Huawei’s moral standing has been under a cloud for a while. In August 2018, President Donald Trump banned Huawei and the other prominent Chinese telecom infrastructure company, ZTE, from supplying network components to the US government and any institution that works with it. The American decision was based on national security threat perceptions dating back several years that Chinese telecom companies carry backdoor switches, codes and cables to enable the Chinese government to spy on vital communications of countries of strategic interest.

Australia and New Zealand, two US allies which are members of the “Five Eyes” intelligence coalition, have followed in the American footsteps and barred Huawei from building their respective 5G mobile networks. Already, these two countries have been facing a domestic blowback owing to increasing Chinese interference in their internal politics, news media and academia. Banning Huawei came to be seen in Canberra and Wellington as a necessary safeguard against the Chinese juggernaut which is spreading militarily, economically and via cyberspace in the entire Indo-Pacific region. Shortly after Ms Meng’s detention in Canada on December 1, Japan too signalled it would ban Huawei and ZTE gear over fears of intelligence leaks and cyberattacks that would give China’s government an upper hand. Canada itself is debating a ban on Chinese 5G equipment and Ms Meng’s high-profile case has emboldened nationalistic voices there to shut Huawei and ZTE out of its market.
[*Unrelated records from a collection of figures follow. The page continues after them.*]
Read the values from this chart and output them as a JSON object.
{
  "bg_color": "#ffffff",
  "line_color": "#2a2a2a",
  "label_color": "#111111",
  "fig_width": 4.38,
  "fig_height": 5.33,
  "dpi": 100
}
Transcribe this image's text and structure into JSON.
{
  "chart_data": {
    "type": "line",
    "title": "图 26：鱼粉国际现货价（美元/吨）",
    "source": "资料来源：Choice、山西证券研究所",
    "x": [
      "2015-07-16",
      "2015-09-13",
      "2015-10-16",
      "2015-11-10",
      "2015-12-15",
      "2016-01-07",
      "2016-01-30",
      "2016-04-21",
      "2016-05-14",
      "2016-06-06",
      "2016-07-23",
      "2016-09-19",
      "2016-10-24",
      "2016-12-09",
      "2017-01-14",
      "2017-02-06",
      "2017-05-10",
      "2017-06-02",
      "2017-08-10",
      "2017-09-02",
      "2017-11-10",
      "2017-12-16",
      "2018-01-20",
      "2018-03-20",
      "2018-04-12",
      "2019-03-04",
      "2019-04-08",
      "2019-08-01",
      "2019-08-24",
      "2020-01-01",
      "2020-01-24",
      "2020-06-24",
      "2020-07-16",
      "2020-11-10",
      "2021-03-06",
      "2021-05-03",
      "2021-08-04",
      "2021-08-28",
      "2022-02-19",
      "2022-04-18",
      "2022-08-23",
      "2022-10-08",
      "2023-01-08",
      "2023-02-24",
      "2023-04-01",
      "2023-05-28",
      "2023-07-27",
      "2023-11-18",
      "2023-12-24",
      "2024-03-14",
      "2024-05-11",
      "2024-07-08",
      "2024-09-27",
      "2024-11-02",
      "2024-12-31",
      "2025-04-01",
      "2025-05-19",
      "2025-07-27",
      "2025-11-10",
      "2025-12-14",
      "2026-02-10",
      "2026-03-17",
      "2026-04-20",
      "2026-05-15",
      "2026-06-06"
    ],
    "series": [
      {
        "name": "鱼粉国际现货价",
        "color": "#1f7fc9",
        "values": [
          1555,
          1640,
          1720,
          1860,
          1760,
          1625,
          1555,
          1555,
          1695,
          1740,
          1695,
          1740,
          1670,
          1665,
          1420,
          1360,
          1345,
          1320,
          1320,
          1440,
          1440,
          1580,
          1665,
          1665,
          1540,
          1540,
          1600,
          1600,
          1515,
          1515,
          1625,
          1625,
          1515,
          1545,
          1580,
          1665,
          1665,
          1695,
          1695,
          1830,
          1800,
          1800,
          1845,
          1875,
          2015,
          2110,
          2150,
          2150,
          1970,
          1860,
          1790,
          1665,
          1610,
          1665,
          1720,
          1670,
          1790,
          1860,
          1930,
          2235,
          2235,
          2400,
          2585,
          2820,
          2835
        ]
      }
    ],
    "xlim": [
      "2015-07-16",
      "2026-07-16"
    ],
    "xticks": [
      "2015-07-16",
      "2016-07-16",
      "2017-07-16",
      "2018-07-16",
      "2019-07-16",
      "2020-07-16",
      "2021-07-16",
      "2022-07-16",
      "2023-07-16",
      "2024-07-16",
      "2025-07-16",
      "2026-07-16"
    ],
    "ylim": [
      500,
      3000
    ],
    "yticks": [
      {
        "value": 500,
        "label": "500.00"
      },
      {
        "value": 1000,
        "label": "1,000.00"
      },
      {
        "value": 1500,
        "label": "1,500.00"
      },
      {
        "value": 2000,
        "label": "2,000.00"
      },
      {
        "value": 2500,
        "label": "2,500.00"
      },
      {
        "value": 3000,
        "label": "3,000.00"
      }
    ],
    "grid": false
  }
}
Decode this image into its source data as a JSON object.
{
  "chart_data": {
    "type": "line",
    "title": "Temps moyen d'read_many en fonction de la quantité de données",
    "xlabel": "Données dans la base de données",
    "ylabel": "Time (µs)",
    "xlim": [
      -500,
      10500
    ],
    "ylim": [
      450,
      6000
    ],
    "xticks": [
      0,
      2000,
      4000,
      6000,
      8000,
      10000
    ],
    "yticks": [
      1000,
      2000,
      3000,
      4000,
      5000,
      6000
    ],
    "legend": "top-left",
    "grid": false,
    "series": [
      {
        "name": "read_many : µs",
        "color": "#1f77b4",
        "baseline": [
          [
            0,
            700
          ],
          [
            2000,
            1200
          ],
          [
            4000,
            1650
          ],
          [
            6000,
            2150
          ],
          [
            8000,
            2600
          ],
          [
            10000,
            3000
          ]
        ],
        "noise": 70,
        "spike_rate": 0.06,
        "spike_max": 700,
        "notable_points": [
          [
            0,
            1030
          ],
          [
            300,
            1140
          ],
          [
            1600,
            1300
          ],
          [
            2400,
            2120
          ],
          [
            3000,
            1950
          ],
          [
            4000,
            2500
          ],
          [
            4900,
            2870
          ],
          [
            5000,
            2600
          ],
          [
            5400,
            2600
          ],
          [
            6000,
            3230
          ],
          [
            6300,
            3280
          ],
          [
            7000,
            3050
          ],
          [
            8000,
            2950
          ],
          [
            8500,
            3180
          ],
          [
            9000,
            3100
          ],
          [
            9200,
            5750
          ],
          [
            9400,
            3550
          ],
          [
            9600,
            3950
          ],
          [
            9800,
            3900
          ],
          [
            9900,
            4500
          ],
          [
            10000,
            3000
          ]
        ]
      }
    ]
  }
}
Britain too has banned ZTE and the British company BT has omitted Huawei from its 5G plans. Even India has excluded Huawei and ZTE from partnering with local firms in 5G trials citing security concerns.

Wherever Huawei has become persona non grata, the Chinese government cries foul that the bans are politically motivated and counterproductive for local consumers. For example, China’s state-run Global Times claims India blocked Chinese firms “using the excuse of safeguarding national security to please the US”, and that such bans “will make 5G services too expensive for low-income Indian populations”.

Yet, however much Beijing strives to allay doubts regarding Huawei and convey that business should not be politicised, opposition to Chinese corporate takeover of sensitive sectors persists because of the statist character of China’s business majors. Suspicion of the motives and effects of China’s extending corporate footprint will endure, especially in democracies, as long as China is not a market economy and there is a commanding one-party state which drives economic policymaking with a strategic vision.

Beijing has criticised Canada’s detention of Ms Meng as “extremely nasty” and criticised the US as a “despicable rogue” for initiating proceedings against her. It has also defensively reiterated that Huawei is an innocent victim of politicised harassment. But the more vigorously the Chinese government fights on behalf of its companies abroad, the further it exacerbates the core problem of economics and politics being deeply intertwined in Beijing’s mission of priming its corporations to dominate world markets.

The fundamental issue highlighted by Meng Wanzhou’s fate goes beyond the Iran sanctions or corporate malfeasance. It is the incompatibility between “capitalism with Chinese characteristics” and liberal capitalism. The economic war is an ideological one and Huawei is entangled in the broader clash about how state and market should be relatively positioned in the 21st century.